Coral breeding breakthrough could help save critically endangered reefs

A breakthrough in breeding an endangered coral could have huge implications for the Florida Reef Track, with researchers managing for the first time to reproduce the at-risk animals. Coral reefs can take hundreds or even thousands of years to form, but the impact of overfishing, rising temperatures, ocean pollution, and other factors have seen them dramatically reduced in recent years.

Part of the challenge environmentalists face is that trying to artificially prompt reef regeneration is incredibly difficult. The reefs themselves comprise colonies of coral polyps, held together by calcium carbonate. While they may look like plants, they're actually animals related to jellyfish and sea anemones, which form tough carbonate exoskeletons.

One particularly at-risk reef is the Florida Reef Tract, which has been experiencing a multi-year outbreak of what's known as stony coral tissue loss disease. Believed by the Florida Keys National Marine Sanctuary to be caused by bacteria, the disease can be transmitted both via direct contact and water circulation.

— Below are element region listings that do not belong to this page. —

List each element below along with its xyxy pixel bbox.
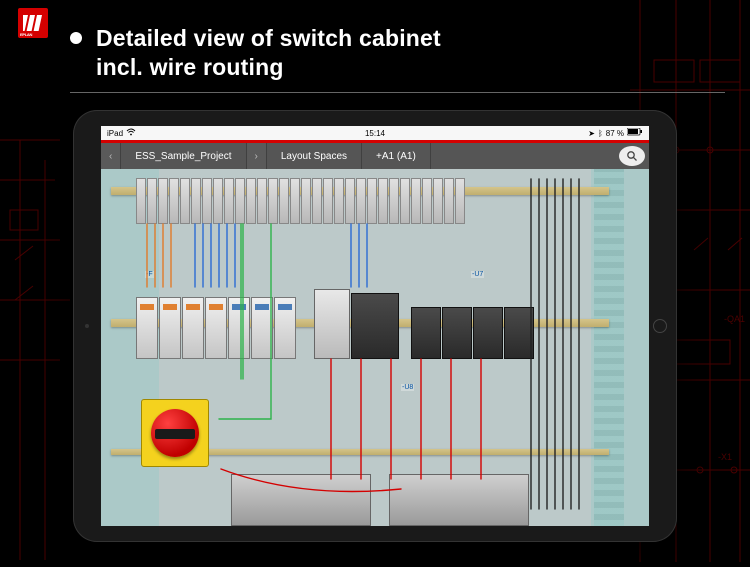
terminal-block xyxy=(367,178,377,224)
terminal-block xyxy=(301,178,311,224)
terminal-block xyxy=(169,178,179,224)
caption-line-1: Detailed view of switch cabinet xyxy=(96,24,441,53)
motor-starter xyxy=(351,293,399,359)
svg-text:-X1: -X1 xyxy=(718,452,732,462)
location-label[interactable]: +A1 (A1) xyxy=(362,143,431,169)
toolbar-spacer xyxy=(431,143,615,169)
search-icon xyxy=(626,150,638,162)
circuit-breaker xyxy=(228,297,250,359)
terminal-block xyxy=(147,178,157,224)
terminal-block xyxy=(312,178,322,224)
terminal-block xyxy=(246,178,256,224)
terminal-block xyxy=(235,178,245,224)
app-toolbar: ‹ ESS_Sample_Project › Layout Spaces +A1… xyxy=(101,143,649,169)
wifi-icon xyxy=(126,128,136,138)
circuit-breaker xyxy=(205,297,227,359)
terminal-block xyxy=(323,178,333,224)
circuit-breaker xyxy=(251,297,273,359)
component-row-mid xyxy=(136,284,589,359)
isolator-handle xyxy=(155,429,195,439)
camera-dot xyxy=(85,324,89,328)
terminal-block xyxy=(433,178,443,224)
mounting-block xyxy=(389,474,529,526)
contactor xyxy=(473,307,503,359)
terminal-block xyxy=(202,178,212,224)
brand-logo: EPLAN xyxy=(18,8,48,38)
main-isolator-switch xyxy=(141,399,209,467)
terminal-block xyxy=(378,178,388,224)
section-label[interactable]: Layout Spaces xyxy=(267,143,362,169)
circuit-breaker xyxy=(136,297,158,359)
terminal-block xyxy=(136,178,146,224)
cabinet-3d-viewport[interactable]: -U7 -U8 -F xyxy=(101,169,649,526)
bullet-icon xyxy=(70,32,82,44)
battery-icon xyxy=(627,128,643,138)
device-tag-f: -F xyxy=(145,271,154,278)
carrier-label: iPad xyxy=(107,129,123,138)
project-name-label[interactable]: ESS_Sample_Project xyxy=(121,143,246,169)
ipad-frame: iPad 15:14 ➤ ᛒ 87 % ‹ ESS_Sample_Project… xyxy=(73,110,677,542)
ipad-screen: iPad 15:14 ➤ ᛒ 87 % ‹ ESS_Sample_Project… xyxy=(101,126,649,526)
ios-status-bar: iPad 15:14 ➤ ᛒ 87 % xyxy=(101,126,649,140)
terminal-block xyxy=(345,178,355,224)
terminal-block xyxy=(455,178,465,224)
terminal-block xyxy=(400,178,410,224)
circuit-breaker xyxy=(182,297,204,359)
slide-caption: Detailed view of switch cabinet incl. wi… xyxy=(70,24,690,82)
battery-label: 87 % xyxy=(606,129,624,138)
terminal-block xyxy=(191,178,201,224)
home-button[interactable] xyxy=(653,319,667,333)
svg-text:-QA1: -QA1 xyxy=(724,314,745,324)
brand-name: EPLAN xyxy=(20,32,32,37)
terminal-block xyxy=(334,178,344,224)
device-tag-u8: -U8 xyxy=(401,384,414,391)
terminal-block xyxy=(224,178,234,224)
terminal-block xyxy=(290,178,300,224)
terminal-block xyxy=(180,178,190,224)
circuit-breaker xyxy=(159,297,181,359)
terminal-block xyxy=(257,178,267,224)
contactor xyxy=(504,307,534,359)
search-button[interactable] xyxy=(619,146,645,166)
circuit-breaker xyxy=(274,297,296,359)
terminal-block xyxy=(389,178,399,224)
terminal-block xyxy=(279,178,289,224)
mounting-block xyxy=(231,474,371,526)
terminal-row-top xyxy=(136,169,589,224)
terminal-block xyxy=(411,178,421,224)
contactor xyxy=(442,307,472,359)
bluetooth-icon: ᛒ xyxy=(598,129,603,138)
location-icon: ➤ xyxy=(588,129,595,138)
wiring-duct xyxy=(594,169,624,526)
terminal-block xyxy=(213,178,223,224)
contactor xyxy=(411,307,441,359)
terminal-block xyxy=(356,178,366,224)
terminal-block xyxy=(268,178,278,224)
terminal-block xyxy=(158,178,168,224)
nav-back-button[interactable]: ‹ xyxy=(101,143,121,169)
terminal-block xyxy=(444,178,454,224)
bottom-blocks xyxy=(231,474,529,526)
caption-divider xyxy=(70,92,725,93)
power-supply xyxy=(314,289,350,359)
clock-label: 15:14 xyxy=(365,129,385,138)
device-tag-u7: -U7 xyxy=(471,271,484,278)
caption-line-2: incl. wire routing xyxy=(96,53,441,82)
nav-forward-button[interactable]: › xyxy=(247,143,267,169)
terminal-block xyxy=(422,178,432,224)
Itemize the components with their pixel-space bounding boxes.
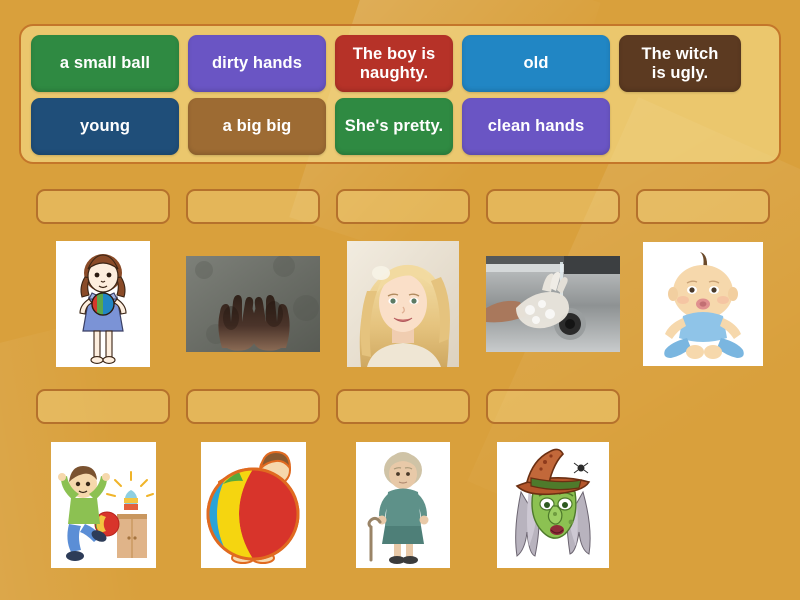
- dropzone-2-1[interactable]: [36, 389, 170, 424]
- word-tile-dirty-hands[interactable]: dirty hands: [188, 35, 326, 92]
- washing-hands-photo: [486, 256, 620, 352]
- picture-card-1-4[interactable]: [486, 233, 620, 375]
- big-beach-ball-picture: [200, 442, 306, 568]
- pretty-blonde-girl-photo: [347, 241, 459, 367]
- word-bank-row-1: a small ball dirty hands The boy is naug…: [31, 35, 769, 92]
- dropzone-row-2: [36, 389, 620, 424]
- picture-row-2: [36, 434, 620, 576]
- dropzone-1-5[interactable]: [636, 189, 770, 224]
- word-tile-a-big-big[interactable]: a big big: [188, 98, 326, 155]
- old-woman-with-cane-picture: [356, 442, 450, 568]
- dropzone-2-4[interactable]: [486, 389, 620, 424]
- word-bank-panel: a small ball dirty hands The boy is naug…: [19, 24, 781, 164]
- word-tile-young[interactable]: young: [31, 98, 179, 155]
- dirty-hands-photo: [186, 256, 320, 352]
- word-tile-shes-pretty[interactable]: She's pretty.: [335, 98, 453, 155]
- dropzone-2-2[interactable]: [186, 389, 320, 424]
- word-tile-the-witch-is-ugly[interactable]: The witch is ugly.: [619, 35, 741, 92]
- picture-card-1-5[interactable]: [636, 233, 770, 375]
- word-tile-the-boy-is-naughty[interactable]: The boy is naughty.: [335, 35, 453, 92]
- picture-card-2-2[interactable]: [186, 434, 320, 576]
- picture-row-1: [36, 233, 770, 375]
- word-tile-old[interactable]: old: [462, 35, 610, 92]
- word-tile-clean-hands[interactable]: clean hands: [462, 98, 610, 155]
- picture-card-2-1[interactable]: [36, 434, 170, 576]
- picture-card-1-3[interactable]: [336, 233, 470, 375]
- picture-card-1-2[interactable]: [186, 233, 320, 375]
- dropzone-row-1: [36, 189, 770, 224]
- dropzone-1-1[interactable]: [36, 189, 170, 224]
- word-tile-a-small-ball[interactable]: a small ball: [31, 35, 179, 92]
- ugly-witch-picture: [497, 442, 609, 568]
- picture-card-2-3[interactable]: [336, 434, 470, 576]
- dropzone-1-3[interactable]: [336, 189, 470, 224]
- word-bank-row-2: young a big big She's pretty. clean hand…: [31, 98, 769, 155]
- dropzone-2-3[interactable]: [336, 389, 470, 424]
- girl-holding-small-ball-picture: [56, 241, 150, 367]
- picture-card-2-4[interactable]: [486, 434, 620, 576]
- baby-picture: [643, 242, 763, 366]
- dropzone-1-4[interactable]: [486, 189, 620, 224]
- picture-card-1-1[interactable]: [36, 233, 170, 375]
- naughty-boy-kicking-ball-picture: [50, 442, 156, 568]
- dropzone-1-2[interactable]: [186, 189, 320, 224]
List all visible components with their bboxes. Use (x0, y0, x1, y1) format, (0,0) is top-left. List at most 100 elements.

In late 2019, the NOAA and partners announced a project to restore nearly three million square feet of the Tract.

That, though, isn't as straightforward as it might sound. Some coral types are rapidly-growing, and the restoration will use those first to try to stabilize the reed surface and protect its overall structure. Trying to restore diversity, however, brings the coral scientists up against some of the limiting factors of coral itself.

Ridged cactus coral, or Mycetophyllia lamarckiana, were rescued from the Florida Reef Tract, but had frustrated scientists in efforts to encourage breeding in the lab. A team at the Florida Aquarium, however, has become the first in the world to reproduce the coral in human care. "Until this month," the aquarium points out, "the larvae of the ridged cactus coral had never been photographed or measured and the larval release time had never been recorded."

It's the latest in a series of breeding successes at the aquarium. "To date we have now been able to sexually reproduce eight different species of coral affected by Stony Coral Tissue Loss Disease at The Florida Aquarium's Center for Conservation campus," Senior Coral Scientist Keri O'Neil says. Last year, scientists there were first in the world to get Atlantic Ocean coral to spawn in the lab.

There's still some way to go before this breakthrough can lead to actual repopulation in the live reef, mind. For a start, it's unclear just how long the corals will release their larvae, or how many will be produced in total. They're data points this new breeding effort will aim to fill in.